I have a sentence like this:


試作機のテストをCら共々 手伝わせてもろてる感じなんです

It's a part of dialogue where A is giving a report to person B about progress on her project. Although this is a bit in media res, as in we cut into this conversation right at this line.

But anyway. I'm wondering what 感じでして and 感じなんです (which is probably 感じなのです) are meant to convey. I imagine it's supposed to mean that A thinks/feels these things? Like

Right now, I feel trying various approaches to solving the problem (will help?)

and I also feel all of C to help with prototype testing (will help?)

I assume the help bit is to be assumed from context, since they are talking about a project?

What I'm also wondering is, is she PROPOSING this course of action? Or is she saying, like, that she feels geting C's aid in testing is helping them?

Oh and of course is there a meaning difference between 感じなんする, 感じでして?

Like the former is more of a statement of feeling, but the later?


These instances of 感じ don't contribute much to the content of the sentence.

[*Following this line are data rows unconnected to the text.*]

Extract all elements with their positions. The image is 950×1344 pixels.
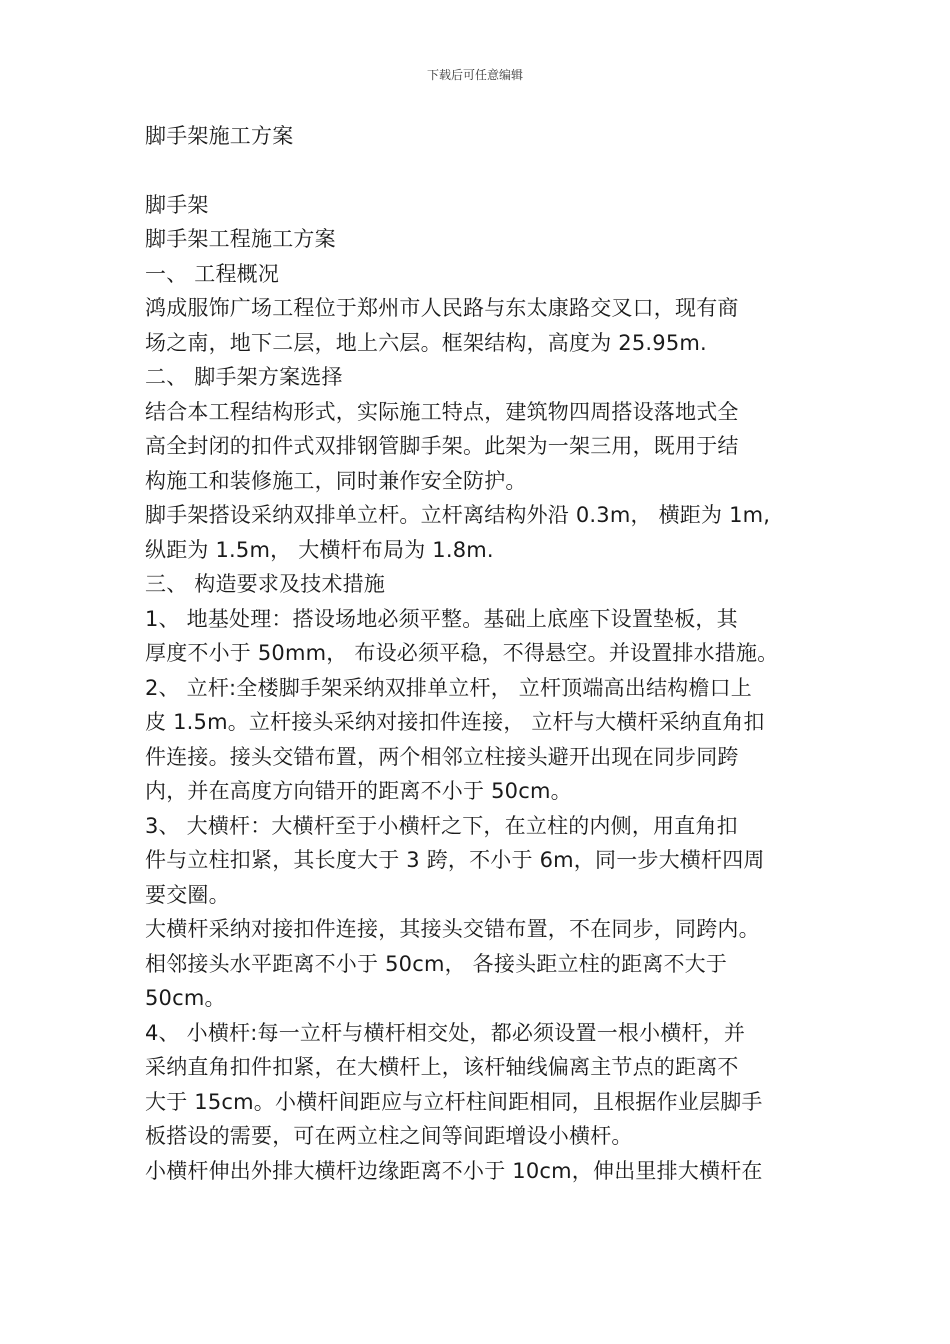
text-line: 1、 地基处理：搭设场地必须平整。基础上底座下设置垫板，其: [145, 606, 738, 631]
text-line: 皮 1.5m。立杆接头采纳对接扣件连接， 立杆与大横杆采纳直角扣: [145, 710, 765, 734]
page-header: 下载后可任意编辑: [426, 68, 523, 82]
section-heading: 三、 构造要求及技术措施: [145, 572, 386, 596]
text-line: 2、 立杆:全楼脚手架采纳双排单立杆， 立杆顶端高出结构檐口上: [145, 675, 752, 700]
text-line: 小横杆伸出外排大横杆边缘距离不小于 10cm，伸出里排大横杆在: [145, 1158, 763, 1183]
text-line: 采纳直角扣件扣紧，在大横杆上，该杆轴线偏离主节点的距离不: [145, 1055, 739, 1079]
text-line: 相邻接头水平距离不小于 50cm， 各接头距立柱的距离不大于: [145, 951, 728, 976]
text-line: 内，并在高度方向错开的距离不小于 50cm。: [145, 779, 572, 803]
text-line: 3、 大横杆：大横杆至于小横杆之下，在立柱的内侧，用直角扣: [145, 813, 738, 838]
text-line: 件与立柱扣紧，其长度大于 3 跨，不小于 6m，同一步大横杆四周: [145, 848, 765, 872]
text-line: 50cm。: [145, 986, 226, 1010]
text-line: 要交圈。: [145, 882, 230, 907]
text-line: 结合本工程结构形式，实际施工特点，建筑物四周搭设落地式全: [145, 399, 739, 424]
text-line: 场之南，地下二层，地上六层。框架结构，高度为 25.95m.: [145, 330, 707, 355]
text-line: 纵距为 1.5m， 大横杆布局为 1.8m.: [145, 537, 494, 562]
document-title: 脚手架施工方案: [145, 124, 294, 148]
text-line: 脚手架搭设采纳双排单立杆。立杆离结构外沿 0.3m， 横距为 1m,: [145, 503, 771, 527]
text-line: 构施工和装修施工，同时兼作安全防护。: [145, 468, 527, 493]
section-heading: 一、 工程概况: [145, 261, 280, 286]
text-line: 厚度不小于 50mm， 布设必须平稳，不得悬空。并设置排水措施。: [145, 641, 779, 665]
text-line: 大横杆采纳对接扣件连接，其接头交错布置，不在同步，同跨内。: [145, 917, 760, 941]
text-line: 大于 15cm。小横杆间距应与立杆柱间距相同，且根据作业层脚手: [145, 1089, 763, 1114]
text-line: 脚手架: [145, 192, 209, 217]
text-line: 板搭设的需要，可在两立柱之间等间距增设小横杆。: [145, 1124, 633, 1148]
text-line: 鸿成服饰广场工程位于郑州市人民路与东太康路交叉口，现有商: [145, 296, 739, 320]
text-line: 高全封闭的扣件式双排钢管脚手架。此架为一架三用，既用于结: [145, 434, 739, 458]
document-body: [145, 119, 815, 1188]
section-heading: 二、 脚手架方案选择: [145, 365, 343, 389]
text-line: 4、 小横杆:每一立杆与横杆相交处，都必须设置一根小横杆，并: [145, 1020, 746, 1045]
text-line: 脚手架工程施工方案: [145, 227, 336, 251]
text-line: 件连接。接头交错布置，两个相邻立柱接头避开出现在同步同跨: [145, 744, 739, 769]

They are almost like fillers, like the English "like". Hence this translation:

Right now, I'm, like, trying various approach to solving the problem and, like, helping with the prototype testing, with C and others, you know.

The meaning wouldn't change if they were removed and the sentence went like this:


試作機のテストをCら共々 手伝わせてもろてるんです

except that now the speaker would sound less like a person who's not totally sure about what she's talking about.

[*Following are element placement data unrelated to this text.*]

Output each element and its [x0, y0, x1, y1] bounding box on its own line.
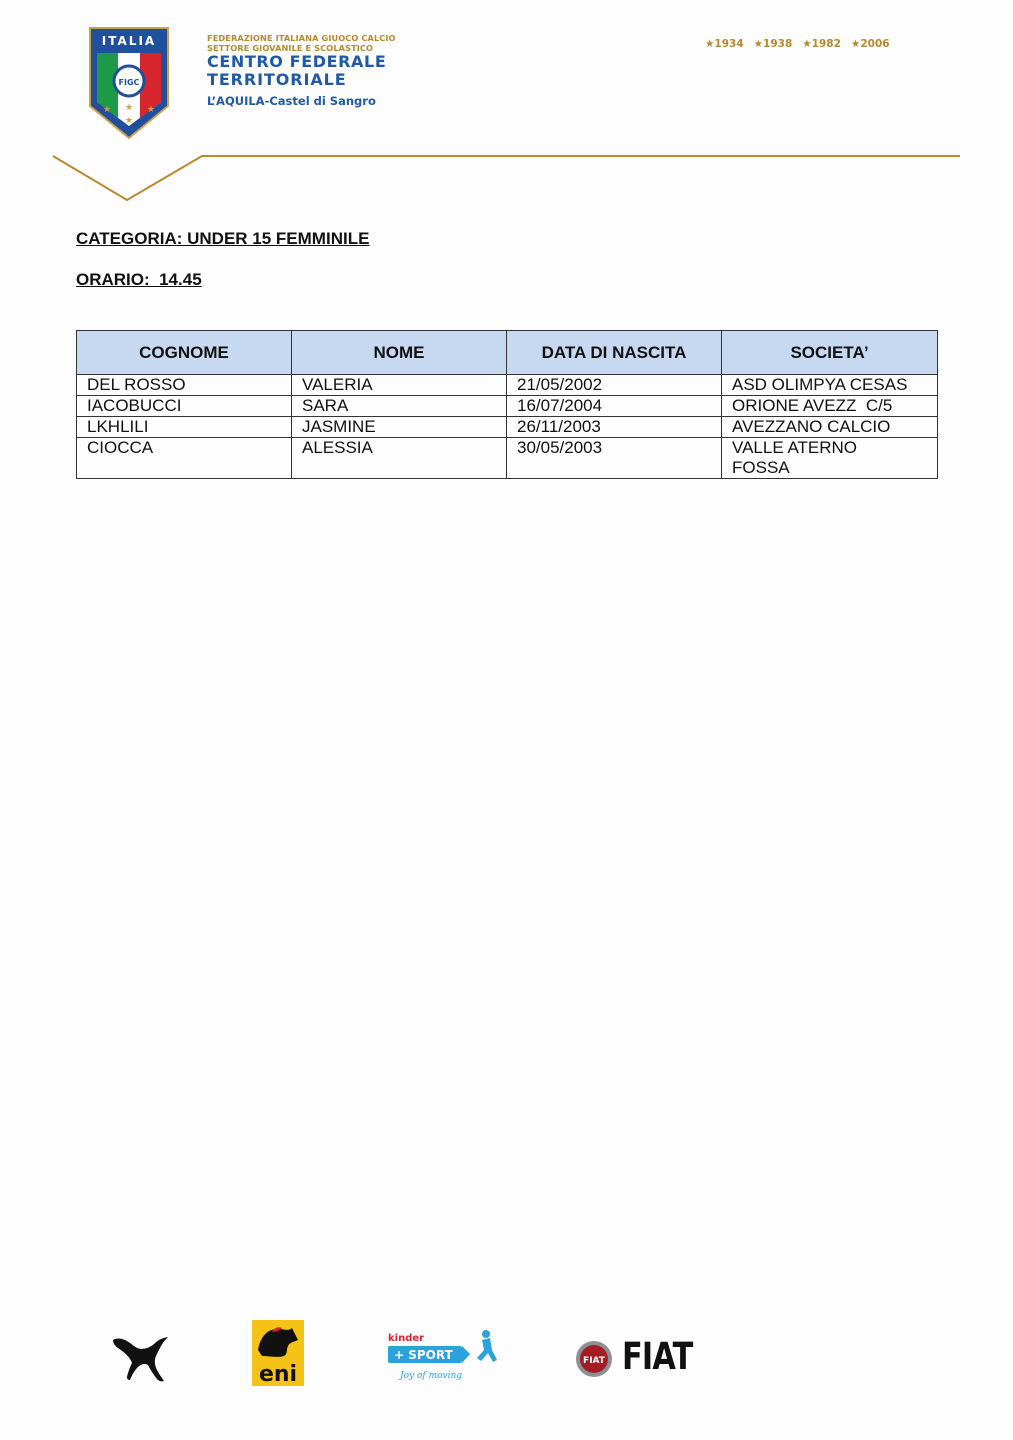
svg-text:★: ★: [102, 104, 112, 114]
kinder-sport-label: + SPORT: [394, 1348, 453, 1362]
svg-text:★: ★: [124, 115, 134, 125]
kinder-tagline: Joy of moving: [400, 1371, 463, 1381]
figc-shield-logo: [88, 26, 170, 140]
cell-birthdate: 30/05/2003: [507, 438, 722, 479]
shield-badge: FIGC: [118, 78, 140, 87]
cell-club: ASD OLIMPYA CESAS: [722, 375, 938, 396]
cell-surname: CIOCCA: [77, 438, 292, 479]
cell-name: SARA: [292, 396, 507, 417]
table-row: [77, 417, 938, 438]
table-row: [77, 375, 938, 396]
org-centre-line1: CENTRO FEDERALE: [207, 52, 387, 71]
column-header-birthdate: DATA DI NASCITA: [507, 331, 722, 375]
year-badge: ★1982: [802, 38, 841, 50]
column-header-surname: COGNOME: [77, 331, 292, 375]
table-row: [77, 396, 938, 417]
fiat-badge-icon: [575, 1340, 613, 1378]
time-heading: ORARIO: 14.45: [76, 270, 202, 289]
org-location: L’AQUILA-Castel di Sangro: [207, 94, 376, 108]
cell-club: VALLE ATERNO FOSSA: [722, 438, 938, 479]
cell-surname: DEL ROSSO: [77, 375, 292, 396]
svg-text:★: ★: [124, 102, 134, 112]
cell-surname: LKHLILI: [77, 417, 292, 438]
org-centre-line2: TERRITORIALE: [207, 70, 347, 89]
column-header-club: SOCIETA’: [722, 331, 938, 375]
kinder-wordmark: kinder: [388, 1333, 425, 1344]
category-heading: CATEGORIA: UNDER 15 FEMMINILE: [76, 229, 370, 248]
shield-title: ITALIA: [101, 34, 157, 48]
svg-text:★: ★: [146, 104, 156, 114]
fiat-badge-text: FIAT: [583, 1356, 605, 1366]
kinder-sport-logo-icon: [386, 1326, 498, 1384]
players-table: [76, 330, 938, 479]
cell-surname: IACOBUCCI: [77, 396, 292, 417]
org-sector: SETTORE GIOVANILE E SCOLASTICO: [207, 43, 374, 53]
column-header-name: NOME: [292, 331, 507, 375]
cell-club: AVEZZANO CALCIO: [722, 417, 938, 438]
year-badge: ★1938: [753, 38, 793, 50]
cell-name: ALESSIA: [292, 438, 507, 479]
year-badge: ★1934: [705, 38, 744, 50]
eni-wordmark: eni: [258, 1362, 298, 1386]
org-federation: FEDERAZIONE ITALIANA GIUOCO CALCIO: [207, 33, 396, 43]
eni-logo-icon: [252, 1320, 304, 1386]
world-cup-years: [705, 38, 890, 50]
year-badge: ★2006: [850, 38, 890, 50]
cell-birthdate: 16/07/2004: [507, 396, 722, 417]
cell-name: JASMINE: [292, 417, 507, 438]
cell-birthdate: 26/11/2003: [507, 417, 722, 438]
cell-name: VALERIA: [292, 375, 507, 396]
cell-club: ORIONE AVEZZ C/5: [722, 396, 938, 417]
fiat-wordmark: FIAT: [622, 1335, 693, 1378]
cell-birthdate: 21/05/2002: [507, 375, 722, 396]
puma-logo-icon: [110, 1332, 172, 1384]
table-header-row: [77, 331, 938, 375]
table-row: [77, 438, 938, 479]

The usual semantic difference between ~(な)んです and ~です (of which ~でして is the te-form) is the that former has an explanatory tone (meaning it indicates a statement is offered as an explanation for a given state of affairs), which the latter doesn't have.

But in this case the difference in form is due to the fact that the sentence in question consists of two coordinate clauses and only the latter needs to be in the なんです form to give the whole sentence an explanatory tone.